Segundo o conceituado etimólogo Deonísio da Silva, em seu “De Onde Vêm as Palavras” (RJ: Ed. Lexicon, 2004), erudito vem do latim “eruditus”, “palavra formada de ‘ex rudis’- aquele que deixou de ser rude, (…) tornou-se instruído”, com toda a carga de preconceito que essa origem possa trazer. Designa também os que, como o pedante gramático Antônio de Castro Lopes, rejeitam as contribuições populares de nossa língua: propôs substituir abajur por “lucivelo”, anúncio por “preconício”, cachecol por “castelete”. Machado de Assis deu-lhe o troco: “nunca comi ‘croquettes’, por mais que digam que são boas, só por causa do nome francês. Tenho comido e comerei ‘filet de boef’, com a restrição mental de estar comendo lombo de vaca”. Completa dizendo que “‘fillet de boeuf’ virou (…) bife, apenas, com um sotaque meio ridículo. “Os gramáticos, como o sapateiro de Apeles, não podem sair das sandálias” (dar pitaco em assunto que não conhecem).

Assino a comparação de Machado, que fez um acréscimo de fina ironia: “… à semelhança dos sexólogos, que podem orientar-nos; jamais nos substituir na hora de falarmos ou escrevermos”. A proposta do gramático Antônio de Castro Lopes de “eruditar” a língua chega a ser ridícula, enquanto a fala de Machado rebatendo-o é simplesmente hilária e saborosa. Lembra de novo o próprio Mário de Andrade: “Você sabe o que é ‘singe’, mas não sabe o que é guariba. Pois é macaco, seu mano, que só sabe o que é da ‘estriba’” (você sabe o que é ‘singe’ [macaco, em francês], mas não sabe o que é guariba [em português] … e só sabe o que é ‘da estriba’, estrangeiro).

Estratégias eruditas para uma nova arte: Caros amigos, o desenvolvimento contínuo de distintas formas de atuação nos obriga à análise das posturas dos órgãos dirigentes com relação às suas atribuições. Por outro lado, a consulta aos diversos militantes talvez venha a ressaltar a relatividade das diretrizes de desenvolvimento para o futuro. Não obstante, a contínua expansão de nossa atividade pode nos levar a considerar a reestruturação das novas proposições.

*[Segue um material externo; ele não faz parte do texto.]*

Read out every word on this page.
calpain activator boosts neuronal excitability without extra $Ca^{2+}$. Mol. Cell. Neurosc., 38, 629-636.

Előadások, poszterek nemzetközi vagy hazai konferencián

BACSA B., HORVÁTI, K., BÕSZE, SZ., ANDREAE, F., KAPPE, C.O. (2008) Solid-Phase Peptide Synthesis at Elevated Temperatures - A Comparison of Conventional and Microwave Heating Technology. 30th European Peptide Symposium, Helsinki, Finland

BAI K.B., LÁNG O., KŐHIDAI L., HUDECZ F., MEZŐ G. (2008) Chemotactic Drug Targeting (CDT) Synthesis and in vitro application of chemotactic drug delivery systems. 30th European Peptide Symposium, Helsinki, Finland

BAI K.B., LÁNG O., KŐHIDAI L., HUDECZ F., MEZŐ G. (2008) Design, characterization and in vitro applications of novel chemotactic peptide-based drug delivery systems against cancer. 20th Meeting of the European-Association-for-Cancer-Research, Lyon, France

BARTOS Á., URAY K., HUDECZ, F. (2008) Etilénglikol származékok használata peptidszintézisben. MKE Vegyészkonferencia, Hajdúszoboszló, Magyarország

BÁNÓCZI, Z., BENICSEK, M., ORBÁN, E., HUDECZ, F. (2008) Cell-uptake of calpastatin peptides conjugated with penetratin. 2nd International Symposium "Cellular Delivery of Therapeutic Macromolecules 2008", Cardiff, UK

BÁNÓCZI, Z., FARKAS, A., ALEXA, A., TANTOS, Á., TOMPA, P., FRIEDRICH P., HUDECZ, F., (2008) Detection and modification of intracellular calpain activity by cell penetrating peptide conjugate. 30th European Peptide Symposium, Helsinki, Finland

Não, não fui eu o autor: este último parágrafo foi 100% elaborado por um mecanismo da internet chamado “Gerador de Lero-lero”, e não quer dizer coisa alguma (conheça em lero-lero.bgn.com.br). O “Gerador” é uma simples brincadeira, mas pegou e ainda faz “piada séria” sobre qualquer assunto. Hoje, já existe uma forma aprimorada de inteligência artificial, bem à frente do Gerador, que chega a enganar os mais incautos: o ChatGPT (link: openai.com), mecanismo de software extremamente complexo, capaz de maravilhas que parece fazerem sentido, ou quase, elaborando textos com aparente exatidão. Aparente. Só imagino o que essa ferramenta poderá fazer, sozinha, com o universo erudito, muito em breve. Um “samba do crioulo doido” em tempos de informática de última geração. O que farão com a nossa língua?